Clustering with Prostate Cancer

Final for Unsupervised Learning

Rohan Lewis

2021.03.24

Complete code can be found here. Click graphs and plots for full size.

I. Introduction

According to the American Cancer Society,

Other than skin cancer, prostate cancer is the most common cancer in American men. The American Cancer Society’s estimates for prostate cancer in the United States for 2021 are:

• About 248,530 new cases of prostate cancer.
• About 34,130 deaths from prostate cancer.

In addition:

• About 1 man in 8 will be diagnosed with prostate cancer during his lifetime.
• Prostate cancer is the second leading cause of cancer death in American men, behind only lung cancer.
• About 1 man in 41 will die of prostate cancer.

II. Main Objectives

The objective of this study is cluster groups of men based off metrics related to prostate and reproductive health.

Similarities within clusters and differences between clusters will be discussed.

III. Data

The data chosen was from a statistical set. The prostate data contains 97 observations and 9 metrics. They are as follows:

• lcavol - log cancer volume
• lweight - log prostate weight
• age - in years
• lbph - log of the amount of benign prostatic hyperplasia
• svi - seminal vesicle invasion
• lcp- log of capsular penetration
• gleason - a numeric vector
• pgg45 - percent of Gleason score 4 or 5
• lpsa - log prostate-specific antigen

The original study can be found here.

Here are some Key Statistics for Prostate Cancer from the American Cancer Society.

Clustering groups of men together that have similar characteristics, differentiating them from other clusters, may prove to be useful in various treatments in various stages of illnesses related to men's health.

IV. Exploratory Data Analysis

There were no missing values and several variables had already been log transformed.

1. Distributions and Histograms

Age is left skewed.

logCV, logPSA, and logPW have been appropriately log transformed and are close to normal distribution.

logBPH, logCP, and Gleason2 all have over 40% of their observations in the least value bin.

Gleason1 and SVI are both categorical and are unbalanced.

2. Correlations

Gleason1 and Gleason2 have the highest correlation at around 0.75.

logCV and logPSA, logCP and logCV, and logCP and SVI also have high correlations.

No variables will be removed, as multicollinearity is not an issue.

V. Clustering Models

The data will be split into training (70%) and validation (30%) sets.

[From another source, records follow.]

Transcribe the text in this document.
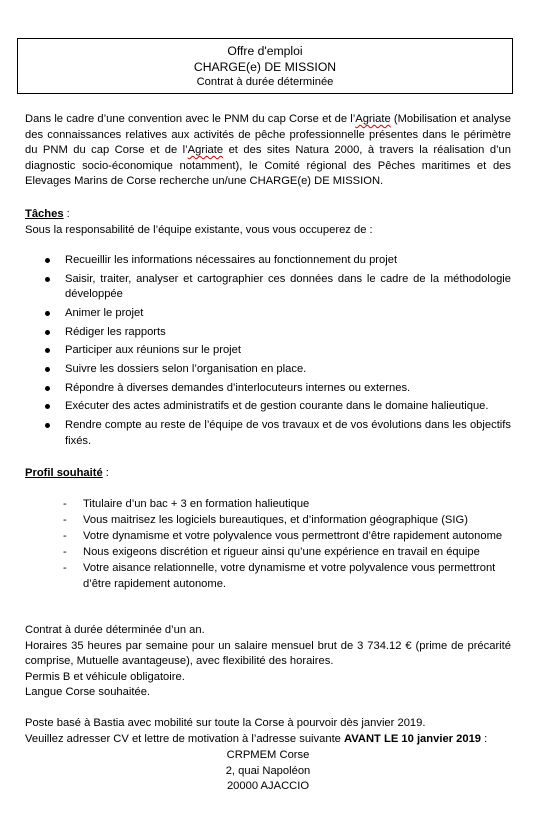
Offre d'emploi
CHARGE(e) DE MISSION
Contrat à durée déterminée
Dans le cadre d’une convention avec le PNM du cap Corse et de l’Agriate (Mobilisation et analyse des connaissances relatives aux activités de pêche professionnelle présentes dans le périmètre du PNM du cap Corse et de l’Agriate et des sites Natura 2000, à travers la réalisation d’un diagnostic socio-économique notamment), le Comité régional des Pêches maritimes et des Elevages Marins de Corse recherche un/une CHARGE(e) DE MISSION.
Tâches :
Sous la responsabilité de l’équipe existante, vous vous occuperez de :
Recueillir les informations nécessaires au fonctionnement du projet
Saisir, traiter, analyser et cartographier ces données dans le cadre de la méthodologie développée
Animer le projet
Rédiger les rapports
Participer aux réunions sur le projet
Suivre les dossiers selon l’organisation en place.
Répondre à diverses demandes d’interlocuteurs internes ou externes.
Exécuter des actes administratifs et de gestion courante dans le domaine halieutique.
Rendre compte au reste de l’équipe de vos travaux et de vos évolutions dans les objectifs fixés.
Profil souhaité :
- Titulaire d’un bac + 3 en formation halieutique
- Vous maitrisez les logiciels bureautiques, et d’information géographique (SIG)
- Votre dynamisme et votre polyvalence vous permettront d’être rapidement autonome
- Nous exigeons discrétion et rigueur ainsi qu’une expérience en travail en équipe
- Votre aisance relationnelle, votre dynamisme et votre polyvalence vous permettront d’être rapidement autonome.

Contrat à durée déterminée d’un an.

Horaires 35 heures par semaine pour un salaire mensuel brut de 3 734.12 € (prime de précarité comprise, Mutuelle avantageuse), avec flexibilité des horaires.

Permis B et véhicule obligatoire.

Langue Corse souhaitée.

Poste basé à Bastia avec mobilité sur toute la Corse à pourvoir dès janvier 2019.

Veuillez adresser CV et lettre de motivation à l’adresse suivante AVANT LE 10 janvier 2019 :

CRPMEM Corse
2, quai Napoléon
20000 AJACCIO
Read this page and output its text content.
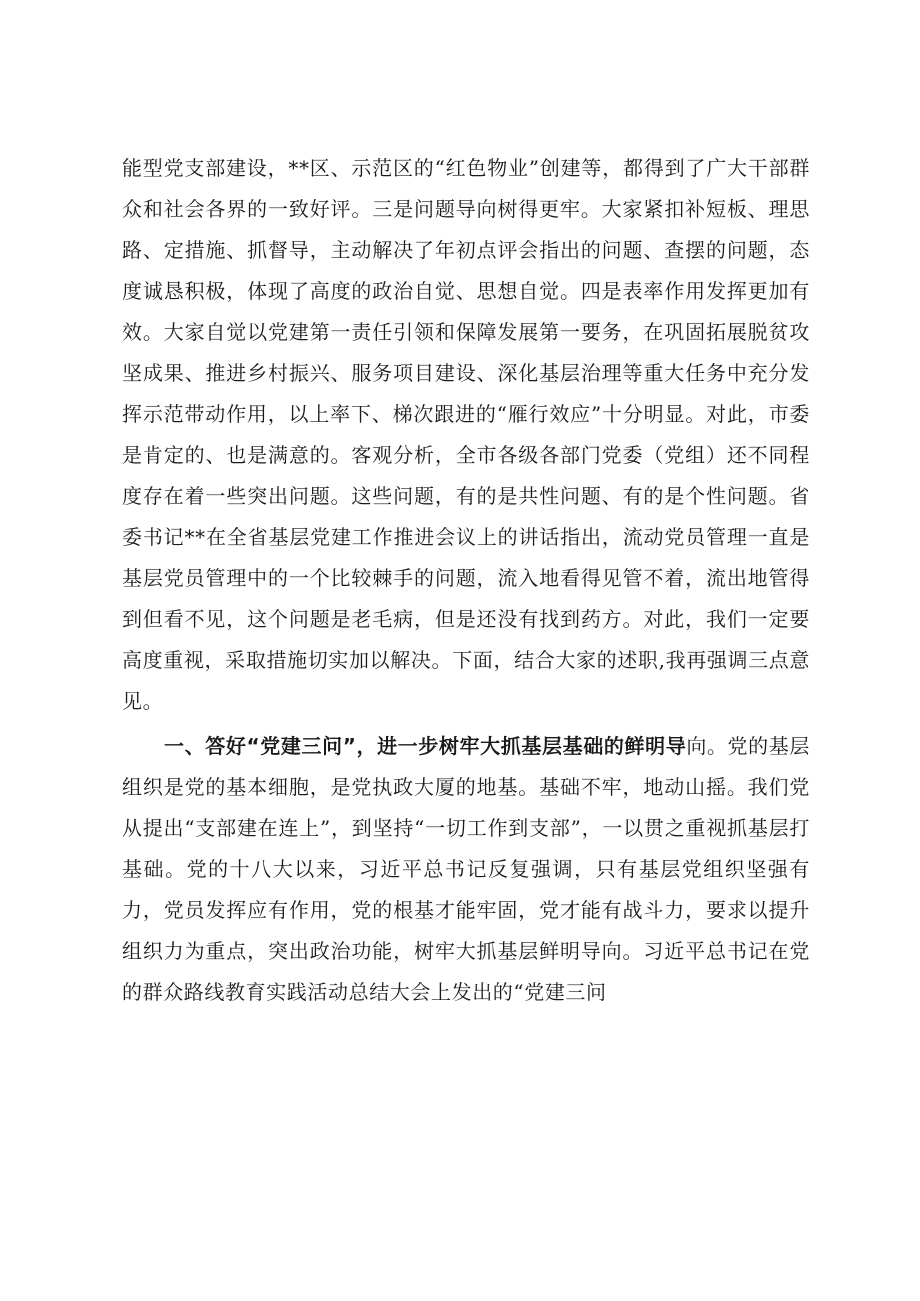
能型党支部建设，**区、示范区的“红色物业”创建等，都得到了广大干部群众和社会各界的一致好评。三是问题导向树得更牢。大家紧扣补短板、理思路、定措施、抓督导，主动解决了年初点评会指出的问题、查摆的问题，态度诚恳积极，体现了高度的政治自觉、思想自觉。四是表率作用发挥更加有效。大家自觉以党建第一责任引领和保障发展第一要务，在巩固拓展脱贫攻坚成果、推进乡村振兴、服务项目建设、深化基层治理等重大任务中充分发挥示范带动作用，以上率下、梯次跟进的“雁行效应”十分明显。对此，市委是肯定的、也是满意的。客观分析，全市各级各部门党委（党组）还不同程度存在着一些突出问题。这些问题，有的是共性问题、有的是个性问题。省委书记**在全省基层党建工作推进会议上的讲话指出，流动党员管理一直是基层党员管理中的一个比较棘手的问题，流入地看得见管不着，流出地管得到但看不见，这个问题是老毛病，但是还没有找到药方。对此，我们一定要高度重视，采取措施切实加以解决。下面，结合大家的述职,我再强调三点意见。

一、答好“党建三问”，进一步树牢大抓基层基础的鲜明导向。党的基层组织是党的基本细胞，是党执政大厦的地基。基础不牢，地动山摇。我们党从提出“支部建在连上”，到坚持“一切工作到支部”，一以贯之重视抓基层打基础。党的十八大以来，习近平总书记反复强调，只有基层党组织坚强有力，党员发挥应有作用，党的根基才能牢固，党才能有战斗力，要求以提升组织力为重点，突出政治功能，树牢大抓基层鲜明导向。习近平总书记在党的群众路线教育实践活动总结大会上发出的“党建三问
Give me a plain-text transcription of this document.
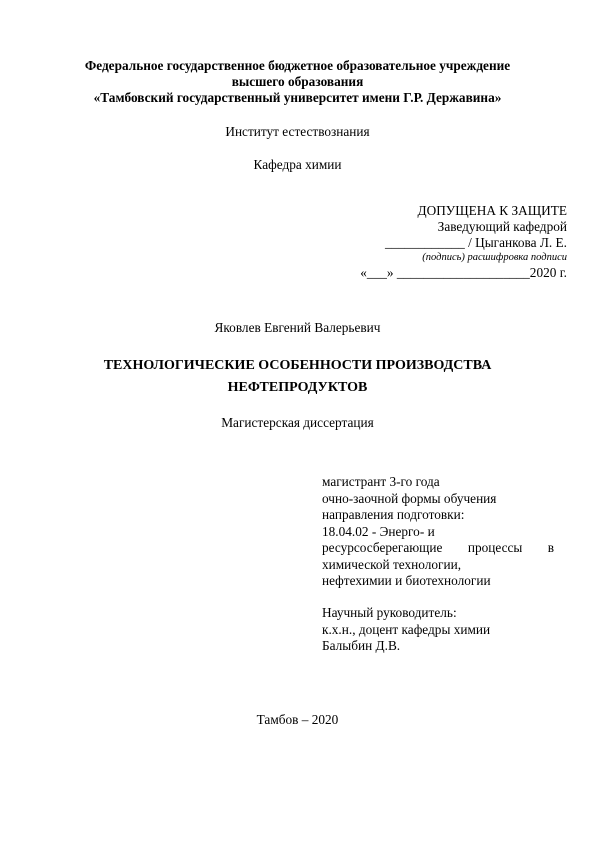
Федеральное государственное бюджетное образовательное учреждение
высшего образования
«Тамбовский государственный университет имени Г.Р. Державина»
Институт естествознания
Кафедра химии
ДОПУЩЕНА К ЗАЩИТЕ
Заведующий кафедрой
____________ / Цыганкова Л. Е.
(подпись) расшифровка подписи
«___» ____________________2020 г.
Яковлев Евгений Валерьевич
ТЕХНОЛОГИЧЕСКИЕ ОСОБЕННОСТИ ПРОИЗВОДСТВА
НЕФТЕПРОДУКТОВ
Магистерская диссертация
магистрант 3-го года
очно-заочной формы обучения
направления подготовки:
18.04.02 - Энерго- и
ресурсосберегающие процессы в
химической технологии,
нефтехимии и биотехнологии
Научный руководитель:
к.х.н., доцент кафедры химии
Балыбин Д.В.
Тамбов – 2020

I am using three usupervised learning algorithms:

• K-Means Clustering - comparing 1 to 10 clusters. An elbow plot will be used to determine the optimal cluster size.
• Hierarchical Agglomerative Clustering - using the euclidean for affinity and ward for linkage. The result is expressed as a dendrogram.
• MeanShift Clustering

For each of the three models, the cluster results of the train set will be represented as the color in a grid of pair-plots for all nine variables.

1. KMeans Clustering

The distortion and inertia imply n = 3 clusters is an appropriate value.

Pair-plots are shown below.

Cluster 2 has noticeable, tight peaks for logBPH, logPW, Gleason2, Gleason1, and SVI. Most of the variables have much overlap among the clusters.

2. Hierarchical Agglomerative Clustering

Below is a graphic of how the observations in the training set clustered together.

The colors of the above dendogram match with the clusters in the pair-plots shown below.

Again, most of the variables have much overlap among the clusters.

3. MeanShift Clustering

Pair-plots are shown below

MeanShift resulted in only two clusters. Again, most of the variables have much overlap among the clusters.

VI. Key Findings

For all three models, the clusters seem to be most noticeably correlated with Gleason2. This is clear not only from the scatter plots of variable pairs, but the distinct separations in the distribution plot of Gleason2 along the diagonal.

Although there were a few peaks for the other variables, the overall distributions were generally highly overlapping. The scatter plots also had no emerging patterns.

VII. Final Model Selection

I choose Hierarchical Agglomerative Clustering as my final model. I chose it because I could set the cluster size from the dendogram and because it is recommended for uneven cluster sizes.

The validation pair-plots are shown below.

Again, the clusters are noticeably correlated with Gleason2. Perhaps Gleason2 is a good 'average' metric of the rest, which would explain more variance of the other variables among the clusters.

VIII. Conclusion, Next Steps, and Shortcomings

The dataset was only 97 observations and 9 variables. Only 67 observations were used in the clustering algorithms. More observations would have more diversity and perhaps more distinct clusters emerging.

Besides a few hours of reading some websites, I have very little subject knowledge of prostate health. I am certain there are many interactions, and perhaps other variables that I am unaware of which would be useful in clustering

Several variables were already log transformed. Would keeping their original values be more useful in clustering?

I did not fully test different affinities, linkages, or cluster numbers for the Hierarchical Agglomerative Clustering Algorithm. It is possible that some other combination of these parameters/hyperparameters would have more accurate clusters for diagnosis and treatment. A more in-depth look at the algorithm with subject knowledge would be very useful for better clustering.